Allo scadere della deadline fissata dalla Commissione per ieri, non sarebbe giunta da Budapest alcuna risposta formale alle questioni sollevate da Johansson. L’unico commento da parte dell’esecutivo magiaro è arrivato per bocca del ministro degli Esteri, Peter Szijjártó, il quale ha dichiarato che “l’inclusione di cittadini russi e bielorussi nel programma National Card non comporta alcun rischio per la sicurezza dal punto di vista dell’area Schengen, poiché queste persone devono comunque sottoporsi a un controllo completo per entrare e soggiornare in Ungheria”. Szijjártó ha bollato come “bugie” le affermazioni degli omologhi europei, che sarebbero “accecati dalla loro adesione al campo della guerra”, cioè al sostegno politico e militare garantito all’Ucraina contro l’aggressione russa.

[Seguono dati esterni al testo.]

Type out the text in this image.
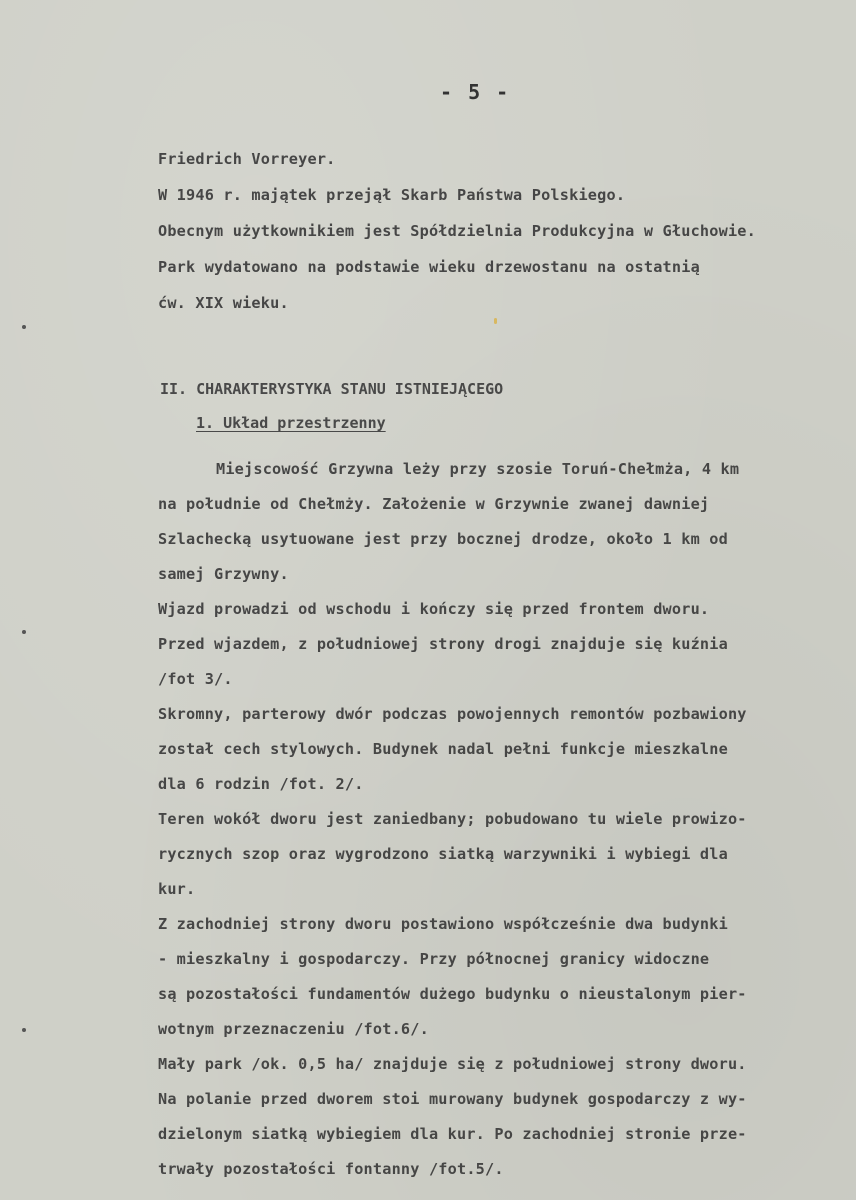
- 5 -
Friedrich Vorreyer.
W 1946 r. majątek przejął Skarb Państwa Polskiego.
Obecnym użytkownikiem jest Spółdzielnia Produkcyjna w Głuchowie.
Park wydatowano na podstawie wieku drzewostanu na ostatnią
ćw. XIX wieku.
II. CHARAKTERYSTYKA STANU ISTNIEJĄCEGO
1. Układ przestrzenny
Miejscowość Grzywna leży przy szosie Toruń-Chełmża, 4 km
na południe od Chełmży. Założenie w Grzywnie zwanej dawniej
Szlachecką usytuowane jest przy bocznej drodze, około 1 km od
samej Grzywny.
Wjazd prowadzi od wschodu i kończy się przed frontem dworu.
Przed wjazdem, z południowej strony drogi znajduje się kuźnia
/fot 3/.
Skromny, parterowy dwór podczas powojennych remontów pozbawiony
został cech stylowych. Budynek nadal pełni funkcje mieszkalne
dla 6 rodzin /fot. 2/.
Teren wokół dworu jest zaniedbany; pobudowano tu wiele prowizo-
rycznych szop oraz wygrodzono siatką warzywniki i wybiegi dla
kur.
Z zachodniej strony dworu postawiono współcześnie dwa budynki
- mieszkalny i gospodarczy. Przy północnej granicy widoczne
są pozostałości fundamentów dużego budynku o nieustalonym pier-
wotnym przeznaczeniu /fot.6/.
Mały park /ok. 0,5 ha/ znajduje się z południowej strony dworu.
Na polanie przed dworem stoi murowany budynek gospodarczy z wy-
dzielonym siatką wybiegiem dla kur. Po zachodniej stronie prze-
trwały pozostałości fontanny /fot.5/.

Ora, la patata bollente finirà con ogni probabilità sul tavolo dei ministri degli Esteri e della Difesa dei Ventisette che si riuniranno in un Consiglio informale il 28 e 29 agosto prossimi. La riunione, che in gergo Ue si suole chiamare Gymnich (dal nome della località tedesca dove si tenne il primo incontro di questo tipo nel 1974), è un appuntamento fondamentale in vista della ripresa a pieno regime dei lavori del blocco dopo la pausa estiva. Tradizionalmente, viene ospitato dal Paese che detiene la presidenza di turno: in questo caso dovrebbe dunque tenersi a Budapest, ma data l’irritazione provocata dalle disinvolte “missioni diplomatiche” del premier ungherese in Ucraina, Russia, Cina e Stati Uniti lo scorso 22 luglio era stata presa la decisione di organizzare l’incontro a Bruxelles. Tra le opzioni a disposizione della Commissione per rimettere in riga l’esecutivo magiaro ci sarebbe, teoricamente, la sospensione dell’Ungheria dallo spazio Schengen, ma si tratterebbe di una mossa altamente conflittuale che rappresenterebbe un pericoloso precedente.